Kini, Home Plate beralih menggunakan daging sapi impor dari Australia sebagai pengganti. Direktur Home Plate, Charles de Pellette, mengakui kesulitan yang dihadapi akibat perubahan ini.

“Tentu saja hal ini membuat kami sangat sulit menjalankan bisnis restoran,” ujar Charles.

Ia menambahkan bahwa mereka sementara hanya menghabiskan stok daging sapi Amerika yang tersisa. Setelah habis, mereka akan sepenuhnya bergantung pada daging sapi Australia jenis M5, yang menurutnya memiliki rasa dan kualitas yang relatif sama.

Dampak Lebih Luas pada Industri Kuliner China

Tidak hanya Home Plate, banyak restoran steak di China juga terdampak.
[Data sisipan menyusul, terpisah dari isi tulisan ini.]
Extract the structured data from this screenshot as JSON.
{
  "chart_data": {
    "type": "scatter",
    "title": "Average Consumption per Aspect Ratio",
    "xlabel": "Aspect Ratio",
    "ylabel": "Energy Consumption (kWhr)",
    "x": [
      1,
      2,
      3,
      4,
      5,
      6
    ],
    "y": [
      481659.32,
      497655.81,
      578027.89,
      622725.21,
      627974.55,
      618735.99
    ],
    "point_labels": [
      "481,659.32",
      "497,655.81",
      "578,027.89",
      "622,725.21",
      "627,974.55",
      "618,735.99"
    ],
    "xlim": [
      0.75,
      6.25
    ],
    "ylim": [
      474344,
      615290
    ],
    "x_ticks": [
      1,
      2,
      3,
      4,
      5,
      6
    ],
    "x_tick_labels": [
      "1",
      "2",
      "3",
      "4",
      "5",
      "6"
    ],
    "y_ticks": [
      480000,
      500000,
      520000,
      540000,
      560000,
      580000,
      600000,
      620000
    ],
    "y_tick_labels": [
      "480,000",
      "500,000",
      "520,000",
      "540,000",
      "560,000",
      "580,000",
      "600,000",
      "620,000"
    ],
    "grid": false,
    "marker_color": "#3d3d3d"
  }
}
Mereka mulai mengganti pasokan daging iga babi dari AS dengan produk impor dari Kanada.

Situasi ini menunjukkan betapa perang dagang AS-China tidak hanya berdampak pada ekonomi makro, tetapi juga merembet ke sektor riil, khususnya industri kuliner. Ketergantungan pada impor bahan baku tertentu membuat bisnis restoran di China rentan terhadap kebijakan proteksionis kedua negara adidaya tersebut.

Perubahan pasokan bahan baku ini juga berpotensi memengaruhi cita rasa hidangan dan preferensi konsumen di China. Adaptasi terhadap bahan baku pengganti membutuhkan waktu dan biaya tambahan bagi para pelaku usaha restoran.

Ke depan, industri kuliner China perlu mempertimbangkan strategi diversifikasi pasokan bahan baku untuk mengurangi ketergantungan pada satu negara pemasok. Hal ini akan meningkatkan ketahanan bisnis mereka di tengah ketidakpastian global yang disebabkan oleh perang dagang atau faktor-faktor eksternal lainnya.

Situasi ini juga menunjukkan betapa kompleks dan luasnya dampak perang dagang, melampaui angka-angka statistik ekonomi dan berdampak langsung pada kehidupan sehari-hari masyarakat, termasuk pilihan kuliner mereka.